Lo dice con convinzione la ministra Maria Chiara Carrozza: ”Ho parlato di questo con Enrico Letta. Lui tiene molto a usare la scuola per la disseminazione dell’Europa in vista non solo delle prossime elezioni ma anche in vista della presidenza italiana” del Consiglio Ue. A margine del consiglio Istruzione in corso a Bruxelles, Carrozza rileva l’esigenza di insegnare cosa sia e come funzioni l’Ue.
”Non è facile capire le istituzioni comunitarie, e non è facile spiegarle”. Introducendo quella che il ministro definisce ”l’educazione civica europea” si può diffondere la materia anche fuori la scuola. ”Educando i figli si possono educare anche i genitori, io in questo ci credo”.
E poi, in occasione della Giornata mondiale contro la violenza sulle donne, la ministra ha detto: ”La giornata internazionale per l’eliminazione della violenza contro le donne, istituita dalle Nazioni Unite nel 1999, chiama in causa le istituzioni e la società civile contro un fenomeno inaccettabile: dobbiamo fare in modo che la scuola non sia semplicemente un luogo in cui si celebrano le ricorrenze, ma lo spazio in cui si sedimenta un reale cambiamento culturale”.
”Il vero cambiamento culturale – dice la Carrozza – non passa solo per la sacrosanta denuncia degli episodi di violenza, ma per un riconoscimento concreto del contributo delle donne nella società a tutti i livelli, nel mondo dell’università e della ricerca, nella pubblica amministrazione e nell’impresa. Su questi temi dobbiamo essere costantemente impegnati, per far sì che il contrasto alla violenza contro le donne ci accompagni tutti i giorni”. Per Carrozza, ”questo è vero a livello globale, se consideriamo che in molti paesi il diritto all’istruzione viene negato ad alcune persone solo in quanto donne. Il Presidente Napolitano, proprio in occasione dell’apertura dell’anno scolastico, ha ricordato le coraggiose parole della giovane pakistana Malala Yousafzai: I libri e le penne sono le armi più potenti.
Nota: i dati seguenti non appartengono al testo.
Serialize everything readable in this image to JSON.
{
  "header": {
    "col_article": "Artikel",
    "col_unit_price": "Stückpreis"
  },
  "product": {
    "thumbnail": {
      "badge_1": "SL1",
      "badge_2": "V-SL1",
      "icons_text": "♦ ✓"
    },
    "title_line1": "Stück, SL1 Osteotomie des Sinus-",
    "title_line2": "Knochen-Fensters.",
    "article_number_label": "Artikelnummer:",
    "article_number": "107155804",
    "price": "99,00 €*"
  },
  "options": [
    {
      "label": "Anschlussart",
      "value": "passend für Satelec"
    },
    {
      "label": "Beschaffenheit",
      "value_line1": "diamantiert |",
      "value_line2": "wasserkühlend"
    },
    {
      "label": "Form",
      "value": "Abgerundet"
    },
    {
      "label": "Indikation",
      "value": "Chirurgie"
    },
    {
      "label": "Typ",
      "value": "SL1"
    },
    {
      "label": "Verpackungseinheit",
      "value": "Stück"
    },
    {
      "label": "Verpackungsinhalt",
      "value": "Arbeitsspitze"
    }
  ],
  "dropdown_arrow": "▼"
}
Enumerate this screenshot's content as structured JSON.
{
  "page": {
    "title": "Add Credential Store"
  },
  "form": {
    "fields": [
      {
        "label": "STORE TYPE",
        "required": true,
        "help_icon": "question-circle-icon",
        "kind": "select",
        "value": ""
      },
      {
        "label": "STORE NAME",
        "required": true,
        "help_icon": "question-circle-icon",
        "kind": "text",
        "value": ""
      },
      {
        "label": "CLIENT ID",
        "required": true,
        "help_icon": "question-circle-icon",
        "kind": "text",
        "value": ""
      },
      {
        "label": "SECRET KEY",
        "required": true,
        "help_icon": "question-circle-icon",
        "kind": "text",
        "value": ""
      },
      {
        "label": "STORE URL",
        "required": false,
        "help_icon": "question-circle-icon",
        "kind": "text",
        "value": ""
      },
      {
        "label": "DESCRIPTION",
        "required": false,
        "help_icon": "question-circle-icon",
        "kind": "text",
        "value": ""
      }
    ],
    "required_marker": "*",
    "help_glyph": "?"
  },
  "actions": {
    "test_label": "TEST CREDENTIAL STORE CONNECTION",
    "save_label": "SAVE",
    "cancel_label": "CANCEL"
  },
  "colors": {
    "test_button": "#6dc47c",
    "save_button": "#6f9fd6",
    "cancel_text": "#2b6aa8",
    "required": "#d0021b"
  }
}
Un bambino, un insegnante, un libro e una penna possono cambiare il mondo”. ”Il cambiamento culturale è il complemento essenziale delle sanzioni”, conclude il ministro, ricordando che ”il decreto L’istruzione riparte, proprio in attuazione della legge sul femminicidio, nella formazione del personale scolastico sottolinea l’importanza dell’aumento delle competenze relative all’educazione all’affettività, al rispetto delle diversità e delle pari opportunità di genere e al superamento degli stereotipi di genere”.
E vedendo tutte queste dichiarazioni da una diversa angolazione, viene il sospetto che alla scuola si vogliano addossare tutti i compiti più insidiosi per migliorare la società, cosicchè se si parla di salute, prevenzione, alimentazione, sport, droga, bullismo, legalità, violenza, tecnologie, immigrazioni, razzismo ecc. bisogna sempre partire dalla aule scolastiche e dall’istruzione, glissando però, e sempre, sia sulla formazione-aggiornamento, iniziale e in itinere, dei professori, sulle strutture e i mezzi per lavorare, e soprattutto sugli emolumenti e i riconoscimenti morali e culturali da conferire a chi poi sul campo deve provvedere a mettere in pratica queste nobili attribuzioni. Ma si ha pure il sospetto che nel momento in cui non si ha l’idea dove dare il colpo di maglio e come rispondere alle esigenze di una realtà sociale in travolgente cambiamento si tira in ballo la scuola e la sua negletta “mission” educativa.